Twins play through rain
MINNEAPOLIS -- Jake Odorizzi took the ball on a drizzly night in Philadelphia earlier this season. The steady rain caused him to have trouble with his grip from the beginning. He was taken out before getting out of the first inning, the shortest start of his career.
Odorizzi again was the starter on a wet night as the Twins and Blue Jays got underway at 7:34 p.m. Wednesday, April17, at Target Field, a delay of 54 minutes. Despite the rain and conditions, it was a game the Twins were determined to play if at all possible.
“We almost always prefer to avoid doubleheaders,” manager Rocco Baldelli said. “Maybe there’s a very particular situation where it does make sense. … There are just other things you have to factor in when you start adding doubleheaders to the schedule.”
If they hadn’t been able to play, a number of factors would have come into play. For one, the Blue Jays, an American League East team, do not come back to Minnesota this season. Meanwhile, Thursday is a 12:10 p.m. getaway day game for the Twins, who are scheduled to head to Baltimore at night.
That meant if Wednesday’s game had been postponed, it would have either have had to be made up on mutual off day when the Blue Jays would have to return to Minneapolis or on Thursday, which would mean the Twins wouldn’t get in to Baltimore until the middle of the night.
“Neither is a fantastic outcome,” Baldelli said. “… There are definitely arguments and I don’t even know if some of it is psychological to just knock the games out as soon as possible where you don’t have to put these doubleheaders off into the future and know they’re coming.”
And that’s not even to mention Friday, when the forecast in Baltimore is for even more rain.
“We’ve been talking about the weather as much as anything, and it’s a lot more fun to talk about the players, but it is what it is,” Baldelli said.
Royal Rumble of skippers?
White Sox manager Rick Renteria and Royals manager Ned Yost had to be restrained from each other Wednesday afternoon after a bench-clearing fracas that followed Kansas City pitcher Brad Keller plunking Chicago’s Tim Anderson, who had tossed his bat after an earlier home run. The two managers were jawing at each other, sparking a discussion in the bowels of Target Field of who would win if they actually fought.

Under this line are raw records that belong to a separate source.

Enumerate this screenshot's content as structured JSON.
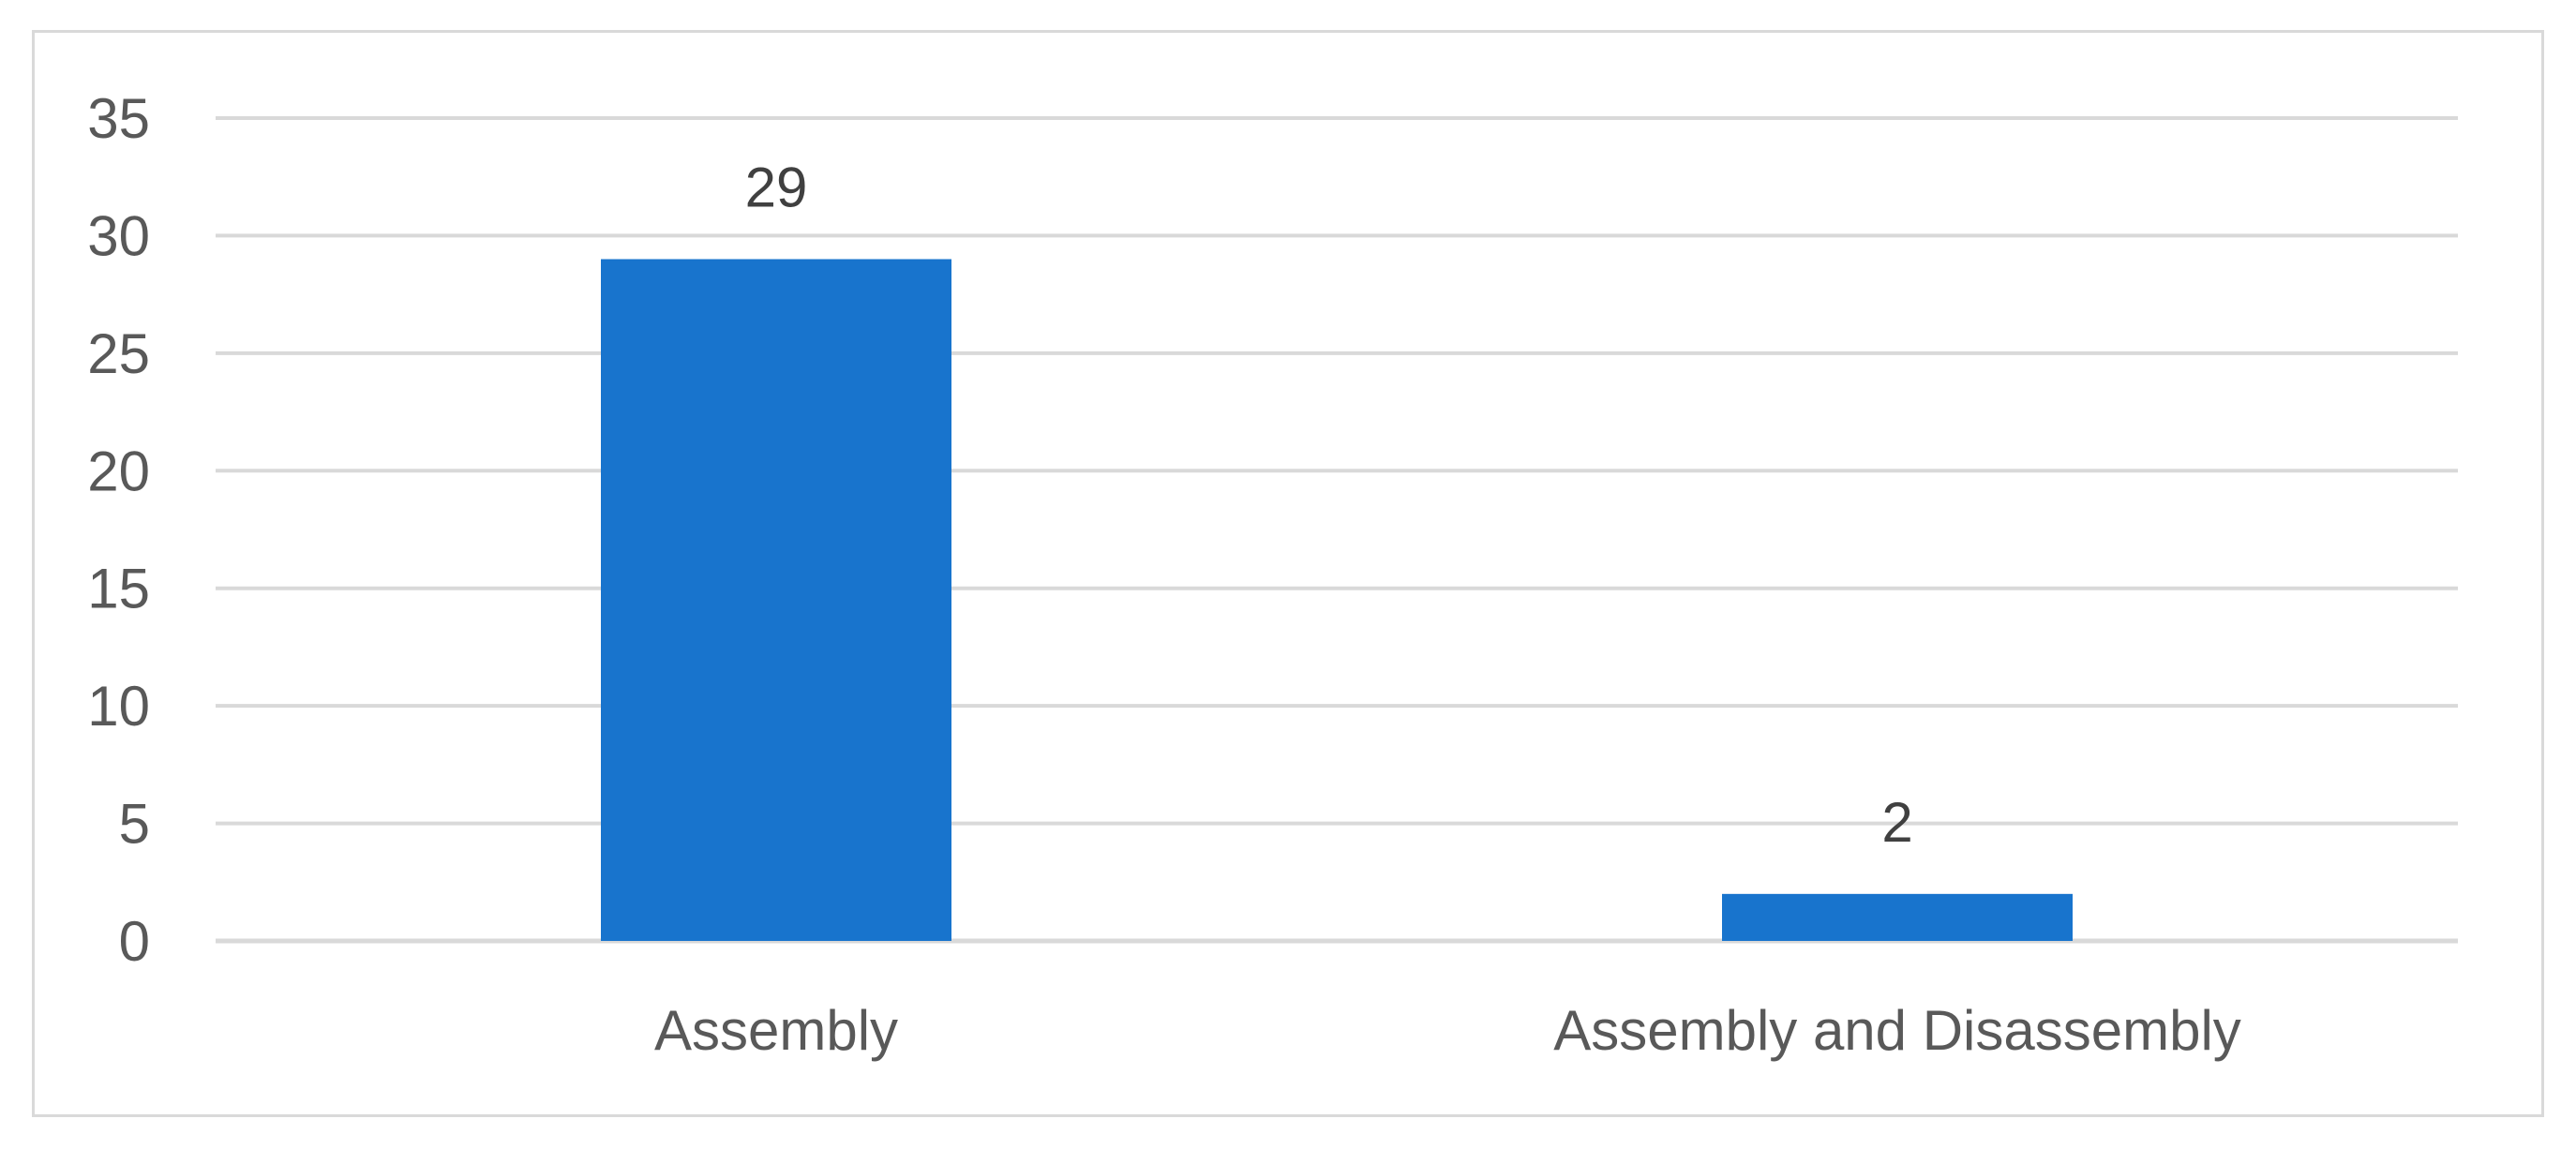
{
  "chart_data": {
    "type": "bar",
    "categories": [
      "Assembly",
      "Assembly and Disassembly"
    ],
    "values": [
      29,
      2
    ],
    "data_labels": [
      "29",
      "2"
    ],
    "ylim": [
      0,
      35
    ],
    "yticks": [
      "0",
      "5",
      "10",
      "15",
      "20",
      "25",
      "30",
      "35"
    ],
    "title": "",
    "xlabel": "",
    "ylabel": "",
    "grid": true,
    "legend": "none",
    "colors": {
      "bar": "#1874cd",
      "grid": "#d9d9d9",
      "axis": "#d9d9d9",
      "tick_text": "#595959",
      "data_label_text": "#404040",
      "frame": "#d9d9d9"
    }
  }
}
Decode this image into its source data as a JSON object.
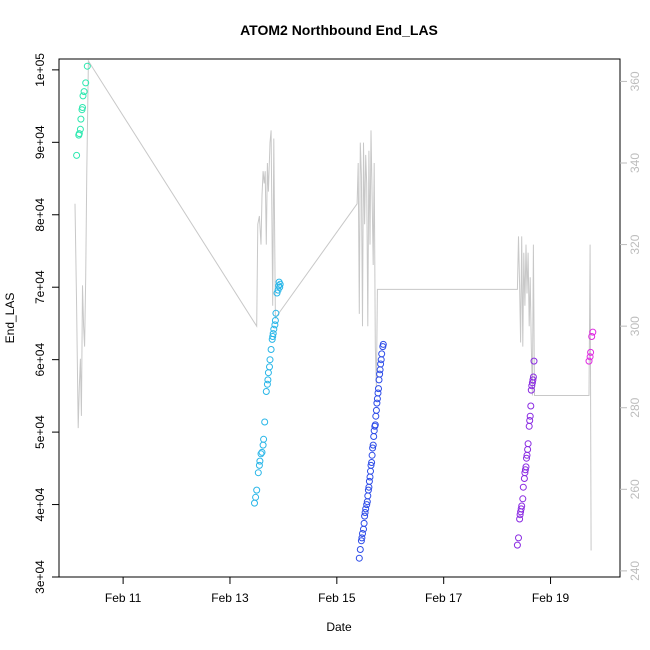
{
  "chart_data": {
    "type": "scatter",
    "title": "ATOM2 Northbound End_LAS",
    "xlabel": "Date",
    "ylabel": "End_LAS",
    "x_tick_labels": [
      "Feb 11",
      "Feb 13",
      "Feb 15",
      "Feb 17",
      "Feb 19"
    ],
    "x_tick_values": [
      11,
      13,
      15,
      17,
      19
    ],
    "xlim": [
      9.8,
      20.3
    ],
    "y_tick_labels": [
      "3e+04",
      "4e+04",
      "5e+04",
      "6e+04",
      "7e+04",
      "8e+04",
      "9e+04",
      "1e+05"
    ],
    "y_tick_values": [
      30000,
      40000,
      50000,
      60000,
      70000,
      80000,
      90000,
      100000
    ],
    "ylim": [
      30000,
      101500
    ],
    "y2_tick_labels": [
      "240",
      "260",
      "280",
      "300",
      "320",
      "340",
      "360"
    ],
    "y2_tick_values": [
      240,
      260,
      280,
      300,
      320,
      340,
      360
    ],
    "y2lim": [
      238.5,
      365.5
    ],
    "grid": false,
    "colors": {
      "axis": "#000000",
      "secondary_axis": "#bdbdbd",
      "secondary_line": "#c8c8c8",
      "series_1": "#2ee8b0",
      "series_2": "#29b6e8",
      "series_3": "#2d4ce8",
      "series_4": "#8a2be2",
      "series_5": "#e02be2"
    },
    "series": [
      {
        "color": "#2ee8b0",
        "points": [
          [
            10.13,
            88200
          ],
          [
            10.17,
            91000
          ],
          [
            10.18,
            91200
          ],
          [
            10.2,
            91800
          ],
          [
            10.21,
            93200
          ],
          [
            10.23,
            94500
          ],
          [
            10.24,
            94800
          ],
          [
            10.25,
            96400
          ],
          [
            10.27,
            97000
          ],
          [
            10.3,
            98200
          ],
          [
            10.33,
            100500
          ]
        ]
      },
      {
        "color": "#29b6e8",
        "points": [
          [
            13.46,
            40200
          ],
          [
            13.48,
            41000
          ],
          [
            13.5,
            42000
          ],
          [
            13.53,
            44400
          ],
          [
            13.55,
            45400
          ],
          [
            13.56,
            46000
          ],
          [
            13.58,
            47000
          ],
          [
            13.6,
            47200
          ],
          [
            13.62,
            48200
          ],
          [
            13.63,
            49000
          ],
          [
            13.65,
            51400
          ],
          [
            13.68,
            55600
          ],
          [
            13.7,
            56600
          ],
          [
            13.71,
            57200
          ],
          [
            13.72,
            58200
          ],
          [
            13.74,
            59000
          ],
          [
            13.75,
            60000
          ],
          [
            13.77,
            61400
          ],
          [
            13.79,
            62800
          ],
          [
            13.8,
            63200
          ],
          [
            13.81,
            63600
          ],
          [
            13.82,
            64200
          ],
          [
            13.84,
            64800
          ],
          [
            13.85,
            65400
          ],
          [
            13.86,
            66400
          ],
          [
            13.88,
            69200
          ],
          [
            13.9,
            69600
          ],
          [
            13.91,
            70200
          ],
          [
            13.92,
            70700
          ],
          [
            13.93,
            70000
          ],
          [
            13.94,
            70400
          ]
        ]
      },
      {
        "color": "#2d4ce8",
        "points": [
          [
            15.42,
            32600
          ],
          [
            15.44,
            33800
          ],
          [
            15.46,
            35000
          ],
          [
            15.47,
            35400
          ],
          [
            15.48,
            36000
          ],
          [
            15.5,
            36600
          ],
          [
            15.51,
            37400
          ],
          [
            15.52,
            38400
          ],
          [
            15.53,
            38900
          ],
          [
            15.54,
            39400
          ],
          [
            15.56,
            40000
          ],
          [
            15.57,
            40400
          ],
          [
            15.58,
            41200
          ],
          [
            15.59,
            42000
          ],
          [
            15.6,
            42400
          ],
          [
            15.61,
            43200
          ],
          [
            15.62,
            43800
          ],
          [
            15.63,
            44600
          ],
          [
            15.64,
            45400
          ],
          [
            15.65,
            45800
          ],
          [
            15.66,
            46800
          ],
          [
            15.67,
            47800
          ],
          [
            15.68,
            48200
          ],
          [
            15.69,
            49400
          ],
          [
            15.7,
            50200
          ],
          [
            15.71,
            50800
          ],
          [
            15.72,
            51000
          ],
          [
            15.73,
            52200
          ],
          [
            15.74,
            53000
          ],
          [
            15.75,
            54000
          ],
          [
            15.76,
            54600
          ],
          [
            15.77,
            55400
          ],
          [
            15.78,
            56000
          ],
          [
            15.79,
            57200
          ],
          [
            15.8,
            58000
          ],
          [
            15.81,
            58600
          ],
          [
            15.82,
            59400
          ],
          [
            15.83,
            60000
          ],
          [
            15.84,
            60800
          ],
          [
            15.86,
            61800
          ],
          [
            15.87,
            62100
          ]
        ]
      },
      {
        "color": "#8a2be2",
        "points": [
          [
            18.38,
            34400
          ],
          [
            18.4,
            35400
          ],
          [
            18.42,
            38000
          ],
          [
            18.43,
            38600
          ],
          [
            18.44,
            39000
          ],
          [
            18.45,
            39400
          ],
          [
            18.46,
            39800
          ],
          [
            18.48,
            40800
          ],
          [
            18.49,
            42400
          ],
          [
            18.51,
            43600
          ],
          [
            18.52,
            44400
          ],
          [
            18.53,
            44800
          ],
          [
            18.54,
            45200
          ],
          [
            18.55,
            46400
          ],
          [
            18.56,
            46800
          ],
          [
            18.57,
            47600
          ],
          [
            18.58,
            48400
          ],
          [
            18.6,
            50800
          ],
          [
            18.61,
            51600
          ],
          [
            18.62,
            52200
          ],
          [
            18.63,
            53600
          ],
          [
            18.64,
            55800
          ],
          [
            18.65,
            56400
          ],
          [
            18.66,
            56800
          ],
          [
            18.67,
            57200
          ],
          [
            18.68,
            57600
          ],
          [
            18.69,
            59800
          ]
        ]
      },
      {
        "color": "#e02be2",
        "points": [
          [
            19.72,
            59800
          ],
          [
            19.74,
            60400
          ],
          [
            19.75,
            61000
          ],
          [
            19.77,
            63200
          ],
          [
            19.79,
            63800
          ]
        ]
      }
    ],
    "secondary_line": {
      "color": "#c8c8c8",
      "points": [
        [
          10.1,
          330
        ],
        [
          10.13,
          305
        ],
        [
          10.16,
          275
        ],
        [
          10.18,
          285
        ],
        [
          10.2,
          292
        ],
        [
          10.22,
          278
        ],
        [
          10.24,
          310
        ],
        [
          10.26,
          300
        ],
        [
          10.28,
          295
        ],
        [
          10.3,
          312
        ],
        [
          10.32,
          338
        ],
        [
          10.35,
          365
        ],
        [
          13.5,
          300
        ],
        [
          13.52,
          325
        ],
        [
          13.55,
          327
        ],
        [
          13.58,
          320
        ],
        [
          13.6,
          332
        ],
        [
          13.62,
          338
        ],
        [
          13.64,
          335
        ],
        [
          13.66,
          338
        ],
        [
          13.68,
          320
        ],
        [
          13.7,
          340
        ],
        [
          13.72,
          333
        ],
        [
          13.75,
          345
        ],
        [
          13.77,
          348
        ],
        [
          13.8,
          305
        ],
        [
          13.82,
          346
        ],
        [
          13.85,
          302
        ],
        [
          15.38,
          330
        ],
        [
          15.4,
          340
        ],
        [
          15.42,
          303
        ],
        [
          15.44,
          345
        ],
        [
          15.46,
          337
        ],
        [
          15.48,
          300
        ],
        [
          15.5,
          345
        ],
        [
          15.52,
          325
        ],
        [
          15.54,
          342
        ],
        [
          15.56,
          335
        ],
        [
          15.58,
          300
        ],
        [
          15.6,
          343
        ],
        [
          15.62,
          320
        ],
        [
          15.64,
          348
        ],
        [
          15.66,
          332
        ],
        [
          15.68,
          315
        ],
        [
          15.7,
          340
        ],
        [
          15.72,
          295
        ],
        [
          15.74,
          285
        ],
        [
          15.76,
          309
        ],
        [
          18.38,
          309
        ],
        [
          18.4,
          322
        ],
        [
          18.42,
          310
        ],
        [
          18.44,
          296
        ],
        [
          18.46,
          322
        ],
        [
          18.48,
          295
        ],
        [
          18.5,
          318
        ],
        [
          18.52,
          305
        ],
        [
          18.54,
          320
        ],
        [
          18.56,
          308
        ],
        [
          18.58,
          318
        ],
        [
          18.6,
          300
        ],
        [
          18.62,
          312
        ],
        [
          18.64,
          295
        ],
        [
          18.66,
          283
        ],
        [
          18.68,
          320
        ],
        [
          18.7,
          283
        ],
        [
          19.72,
          283
        ],
        [
          19.74,
          320
        ],
        [
          19.76,
          245
        ]
      ]
    }
  }
}
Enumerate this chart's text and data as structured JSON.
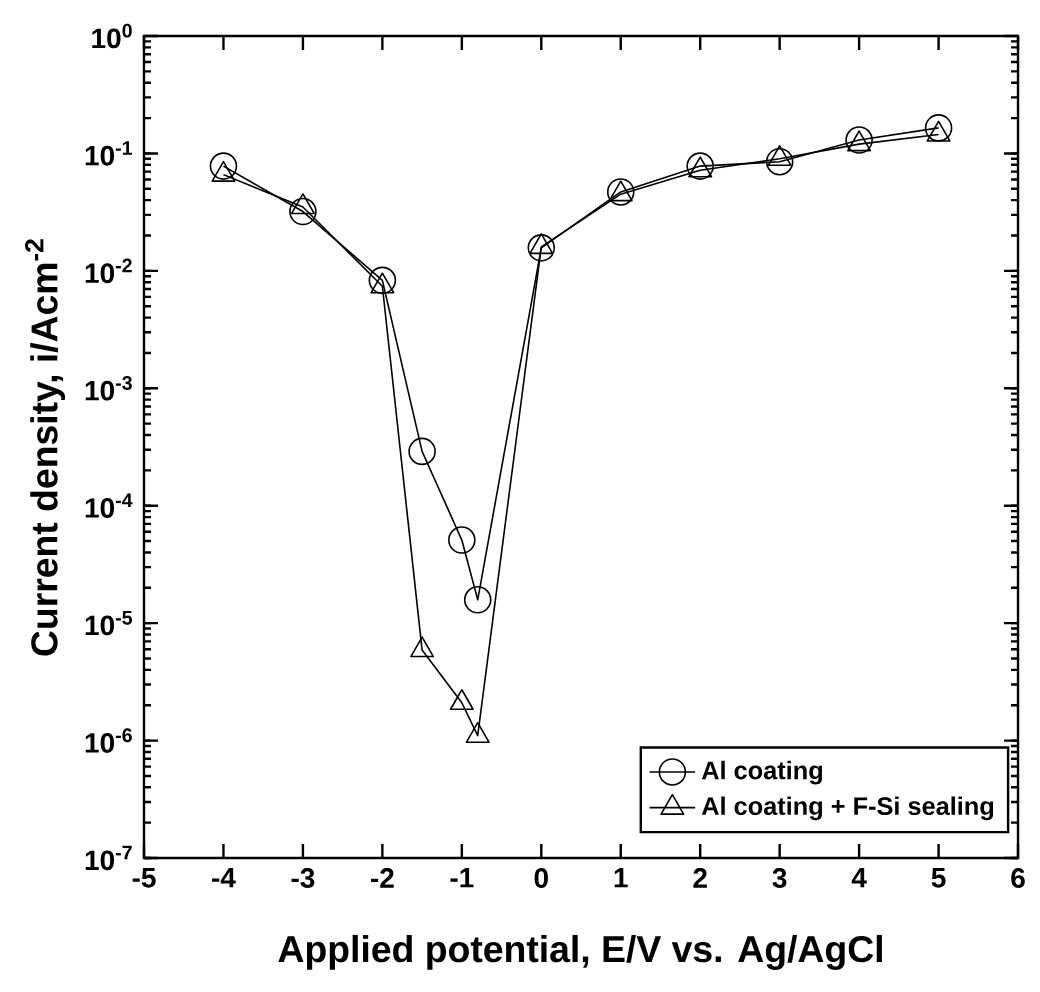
{
  "chart_data": {
    "type": "line",
    "xlabel": "Applied potential, E/V vs. Ag/AgCl",
    "ylabel": "Current density, i/Acm$^{-2}$",
    "log": "y",
    "xlim": [
      -5,
      6
    ],
    "xticks": [
      -5,
      -4,
      -3,
      -2,
      -1,
      0,
      1,
      2,
      3,
      4,
      5,
      6
    ],
    "ylim": [
      1e-07,
      1
    ],
    "yticks": [
      {
        "value": 1e-07,
        "label": "10$^{-7}$"
      },
      {
        "value": 1e-06,
        "label": "10$^{-6}$"
      },
      {
        "value": 1e-05,
        "label": "10$^{-5}$"
      },
      {
        "value": 0.0001,
        "label": "10$^{-4}$"
      },
      {
        "value": 0.001,
        "label": "10$^{-3}$"
      },
      {
        "value": 0.01,
        "label": "10$^{-2}$"
      },
      {
        "value": 0.1,
        "label": "10$^{-1}$"
      },
      {
        "value": 1,
        "label": "10$^{0}$"
      }
    ],
    "legend": "bottom right",
    "grid": false,
    "series": [
      {
        "name": "Al coating",
        "color": "#000000",
        "marker": "circle",
        "x": [
          -4,
          -3,
          -2,
          -1.5,
          -1,
          -0.8,
          0,
          1,
          2,
          3,
          4,
          5
        ],
        "values": [
          0.078,
          0.032,
          0.0083,
          0.00029,
          5.1e-05,
          1.58e-05,
          0.0157,
          0.047,
          0.078,
          0.085,
          0.13,
          0.165
        ]
      },
      {
        "name": "Al coating + F-Si sealing",
        "color": "#000000",
        "marker": "triangle",
        "x": [
          -4,
          -3,
          -2,
          -1.5,
          -1,
          -0.8,
          0,
          1,
          2,
          3,
          4,
          5
        ],
        "values": [
          0.066,
          0.035,
          0.0074,
          5.9e-06,
          2.1e-06,
          1.1e-06,
          0.016,
          0.045,
          0.072,
          0.09,
          0.12,
          0.145
        ]
      }
    ]
  }
}
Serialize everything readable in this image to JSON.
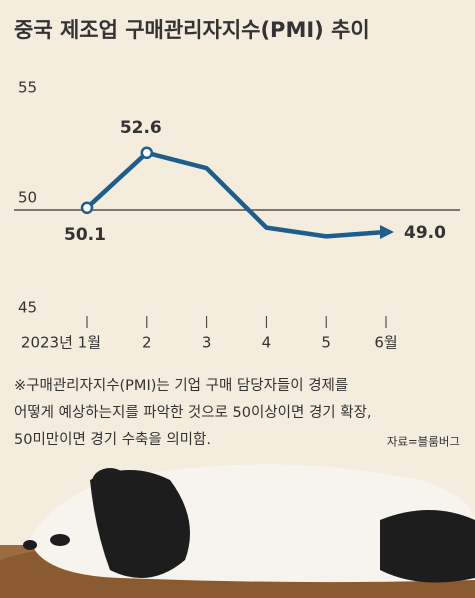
{
  "chart_data": {
    "type": "line",
    "title": "중국 제조업 구매관리자지수(PMI) 추이",
    "categories": [
      "2023년 1월",
      "2",
      "3",
      "4",
      "5",
      "6월"
    ],
    "values": [
      50.1,
      52.6,
      51.9,
      49.2,
      48.8,
      49.0
    ],
    "value_labels": [
      "50.1",
      "52.6",
      null,
      null,
      null,
      "49.0"
    ],
    "color": "#1f5e8c",
    "ylim": [
      45,
      55
    ],
    "yticks": [
      45,
      50,
      55
    ],
    "reference_line": 50,
    "note": [
      "※구매관리자지수(PMI)는 기업 구매 담당자들이 경제를",
      "어떻게 예상하는지를 파악한 것으로 50이상이면 경기 확장,",
      "50미만이면 경기 수축을 의미함."
    ],
    "source": "자료=블룸버그"
  }
}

To that end, Baldelli was asked if all 30 managers were put in a ring, Royal Rumble-style, who his pick to win would be. Baldelli, after thinking about it, responded with an outside-the-box pick.
Cleveland manager Terry Francona, he said.
“Tito might win because no one would want to do anything to him,” Baldelli said. “He’d have them laughing about something and he would end up the last one in the ring and the second to last would end up jumping out. They’d just give it to him.”
Baldelli, at 37, is the youngest manager of the group, and his athletic skills in his younger days are well reported. So, how would he fare?
“I’d go sit in the corner with (Rays manager Kevin Cash) and (Blue Jays manager) Charlie (Montoyo) and BS about some stuff,” Baldelli said. “We would have fun with it somehow. I’d make fun of Charlie’s wrestling outfit, that’s for sure.”